I rather think that what I am proposing in my amendment is the use of the affirmative procedure. I never heard my right hon. Friend say that that was not part of the proper democratic process when he was a Minister and used it many years ago; nor have I heard him say that on other occasions when it has been used. It is a question of what is proportionate. I entirely accept that there has to be scrutiny and a democratic process. But, for the very reasons accepted in the discussion between the Solicitor General and the right hon. Member for Birkenhead—the volume of matters that we would have to deal with, even with the sensible triage arrangements that we have to put in place—I am not sure that we need to go down the time-consuming route of full legislation going through both Houses. I am trying to propose a compromise that would get us through a limited number of quite technical cases.
I will use some examples predominantly from the financial sphere, but the amendment would also apply should we need to maintain regulatory equivalency in things such as data protection, which is important for criminal justice and legal justice co-operation. There may be no such cases when we leave, but they are always possible. That is what we need to deal with, and the principle holds generally.

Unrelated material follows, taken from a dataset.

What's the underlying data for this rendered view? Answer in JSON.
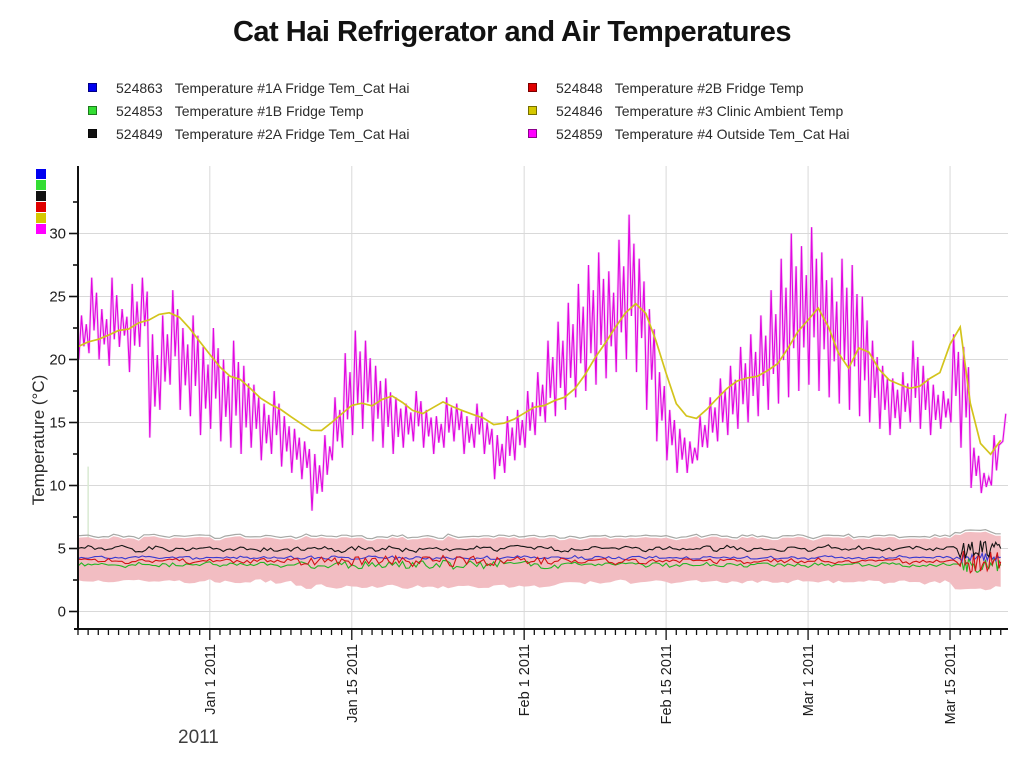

We may also need to deal with the difficulties that might arise in the context of EU legislation that is only partly implemented on exit day, or legislation that is enforced on exit day but whose effective operation depends on secondary measures that will be passed after exit day, which is not unknown even in our own domestic arrangements. In that situation, it would seem sensible to have the option to domesticate that EU legislation as it comes into force in the EU, so that it is enforced with us at the same time. We could do that through a vote on an affirmative resolution statutory
instrument, rather than by having to pass new primary legislation each time. That is a practicality matter, and I suggest it is important.